The binomial theorem or binomial expansion expresses the algebraic expansion of powers of a binomial.

Answer: The value of (x - 1)³ is x³ - 3x² + 3x – 1.

Here is a comprehensive expansion to this binomial expression.

Explanation:

\((x+y)^a= \sum_{b=0}^a (a/b)x^{a-b} y^b \)

So, binomial expansion formula for (a + b)³ is,

⇒³\(C_{0}\) (a³b⁰) + ³\(C_{1}\) (a²b¹) + ³\(C_{2}\) (a¹b²) + ³\(C_{3}\) (a⁰b³)

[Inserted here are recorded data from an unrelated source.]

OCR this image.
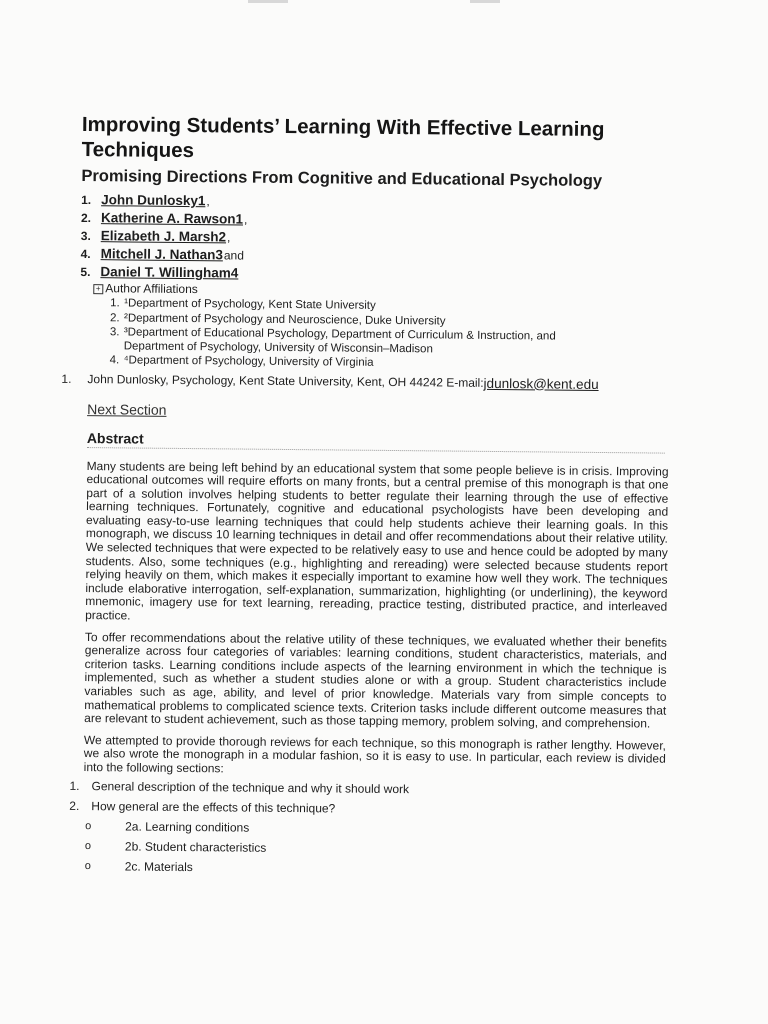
Improving Students’ Learning With Effective Learning Techniques
Promising Directions From Cognitive and Educational Psychology
1. John Dunlosky1 ,
2. Katherine A. Rawson1 ,
3. Elizabeth J. Marsh2 ,
4. Mitchell J. Nathan3 and
5. Daniel T. Willingham4
+ Author Affiliations
1. ¹Department of Psychology, Kent State University
2. ²Department of Psychology and Neuroscience, Duke University
3. ³Department of Educational Psychology, Department of Curriculum & Instruction, and Department of Psychology, University of Wisconsin–Madison
4. ⁴Department of Psychology, University of Virginia
1.	John Dunlosky, Psychology, Kent State University, Kent, OH 44242 E-mail: jdunlosk@kent.edu
Next Section
Abstract

Many students are being left behind by an educational system that some people believe is in crisis. Improving educational outcomes will require efforts on many fronts, but a central premise of this monograph is that one part of a solution involves helping students to better regulate their learning through the use of effective learning techniques. Fortunately, cognitive and educational psychologists have been developing and evaluating easy-to-use learning techniques that could help students achieve their learning goals. In this monograph, we discuss 10 learning techniques in detail and offer recommendations about their relative utility. We selected techniques that were expected to be relatively easy to use and hence could be adopted by many students. Also, some techniques (e.g., highlighting and rereading) were selected because students report relying heavily on them, which makes it especially important to examine how well they work. The techniques include elaborative interrogation, self-explanation, summarization, highlighting (or underlining), the keyword mnemonic, imagery use for text learning, rereading, practice testing, distributed practice, and interleaved practice.

To offer recommendations about the relative utility of these techniques, we evaluated whether their benefits generalize across four categories of variables: learning conditions, student characteristics, materials, and criterion tasks. Learning conditions include aspects of the learning environment in which the technique is implemented, such as whether a student studies alone or with a group. Student characteristics include variables such as age, ability, and level of prior knowledge. Materials vary from simple concepts to mathematical problems to complicated science texts. Criterion tasks include different outcome measures that are relevant to student achievement, such as those tapping memory, problem solving, and comprehension.

We attempted to provide thorough reviews for each technique, so this monograph is rather lengthy. However, we also wrote the monograph in a modular fashion, so it is easy to use. In particular, each review is divided into the following sections:

1. General description of the technique and why it should work
2. How general are the effects of this technique?
o	2a. Learning conditions
o	2b. Student characteristics
o	2c. Materials
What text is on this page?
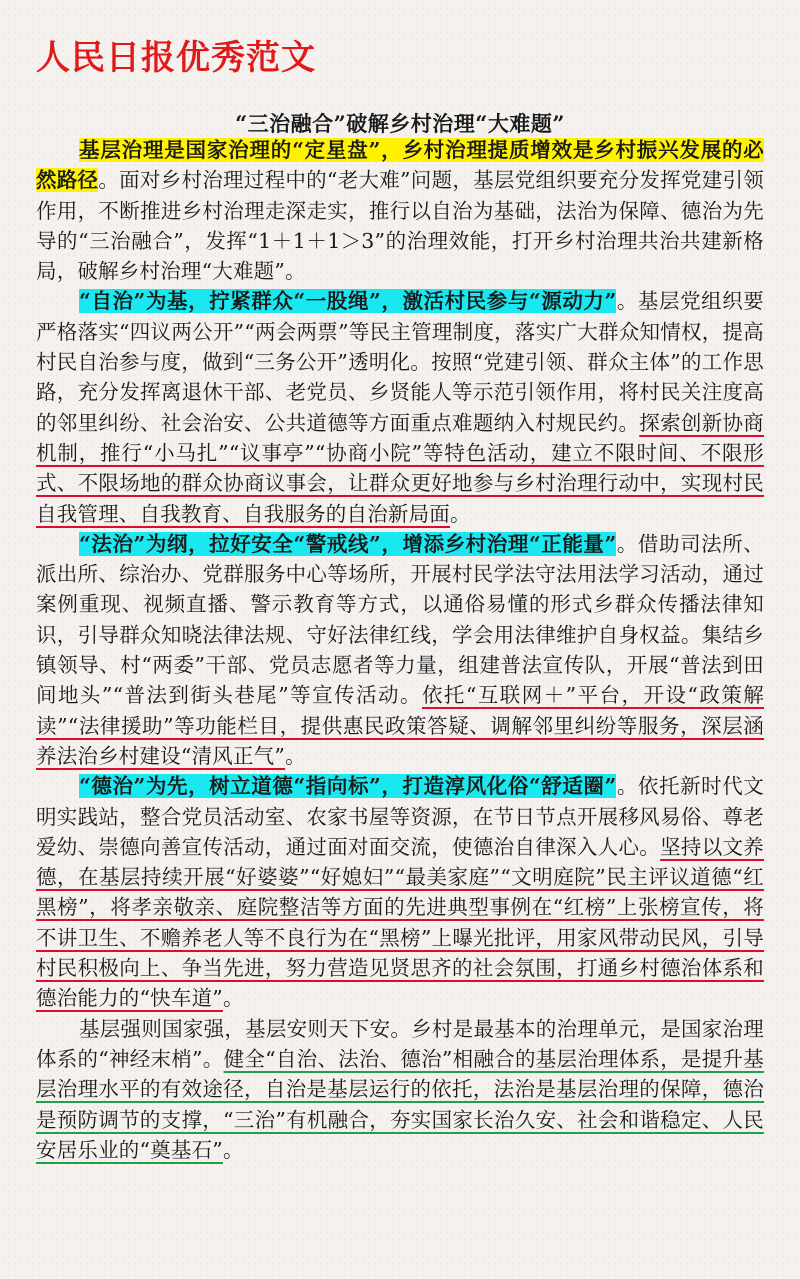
人民日报优秀范文
“三治融合”破解乡村治理“大难题”

基层治理是国家治理的“定星盘”，乡村治理提质增效是乡村振兴发展的必然路径。面对乡村治理过程中的“老大难”问题，基层党组织要充分发挥党建引领作用，不断推进乡村治理走深走实，推行以自治为基础，法治为保障、德治为先导的“三治融合”，发挥“1＋1＋1＞3”的治理效能，打开乡村治理共治共建新格局，破解乡村治理“大难题”。

“自治”为基，拧紧群众“一股绳”，激活村民参与“源动力”。基层党组织要严格落实“四议两公开”“两会两票”等民主管理制度，落实广大群众知情权，提高村民自治参与度，做到“三务公开”透明化。按照“党建引领、群众主体”的工作思路，充分发挥离退休干部、老党员、乡贤能人等示范引领作用，将村民关注度高的邻里纠纷、社会治安、公共道德等方面重点难题纳入村规民约。探索创新协商机制，推行“小马扎”“议事亭”“协商小院”等特色活动，建立不限时间、不限形式、不限场地的群众协商议事会，让群众更好地参与乡村治理行动中，实现村民自我管理、自我教育、自我服务的自治新局面。

“法治”为纲，拉好安全“警戒线”，增添乡村治理“正能量”。借助司法所、派出所、综治办、党群服务中心等场所，开展村民学法守法用法学习活动，通过案例重现、视频直播、警示教育等方式，以通俗易懂的形式乡群众传播法律知识，引导群众知晓法律法规、守好法律红线，学会用法律维护自身权益。集结乡镇领导、村“两委”干部、党员志愿者等力量，组建普法宣传队，开展“普法到田间地头”“普法到街头巷尾”等宣传活动。依托“互联网＋”平台，开设“政策解读”“法律援助”等功能栏目，提供惠民政策答疑、调解邻里纠纷等服务，深层涵养法治乡村建设“清风正气”。

“德治”为先，树立道德“指向标”，打造淳风化俗“舒适圈”。依托新时代文明实践站，整合党员活动室、农家书屋等资源，在节日节点开展移风易俗、尊老爱幼、崇德向善宣传活动，通过面对面交流，使德治自律深入人心。坚持以文养德，在基层持续开展“好婆婆”“好媳妇”“最美家庭”“文明庭院”民主评议道德“红黑榜”，将孝亲敬亲、庭院整洁等方面的先进典型事例在“红榜”上张榜宣传，将不讲卫生、不赡养老人等不良行为在“黑榜”上曝光批评，用家风带动民风，引导村民积极向上、争当先进，努力营造见贤思齐的社会氛围，打通乡村德治体系和德治能力的“快车道”。

基层强则国家强，基层安则天下安。乡村是最基本的治理单元，是国家治理体系的“神经末梢”。健全“自治、法治、德治”相融合的基层治理体系，是提升基层治理水平的有效途径，自治是基层运行的依托，法治是基层治理的保障，德治是预防调节的支撑，“三治”有机融合，夯实国家长治久安、社会和谐稳定、人民安居乐业的“奠基石”。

By using the above formula we will expand (x - 1)³.

Here, a = x and b = (-1).

⇒ ³\(C_{0}\) x³ + ³\(C_{1}\) x² (-1)¹ + ³\(C_{2}\) x¹(-1)² + ³\(C_{3}\)(-1) ³

We know that, ³\(C_{0}\) = ³\(C_{3}\) = 1 and ³\(C_{1}\) = ³\(C_{2}\) = 3.

By substituting above values in the equation, we get,

⇒ 1 × x³ + 3 × x²(-1) + 3 × x(-1)² + 1 × (-1)³ 

⇒ x ³ - 3x ² + 3x - 1                                                                       

Thus, the value of (x - 1)³ is x³ - 3x² + 3x - 1.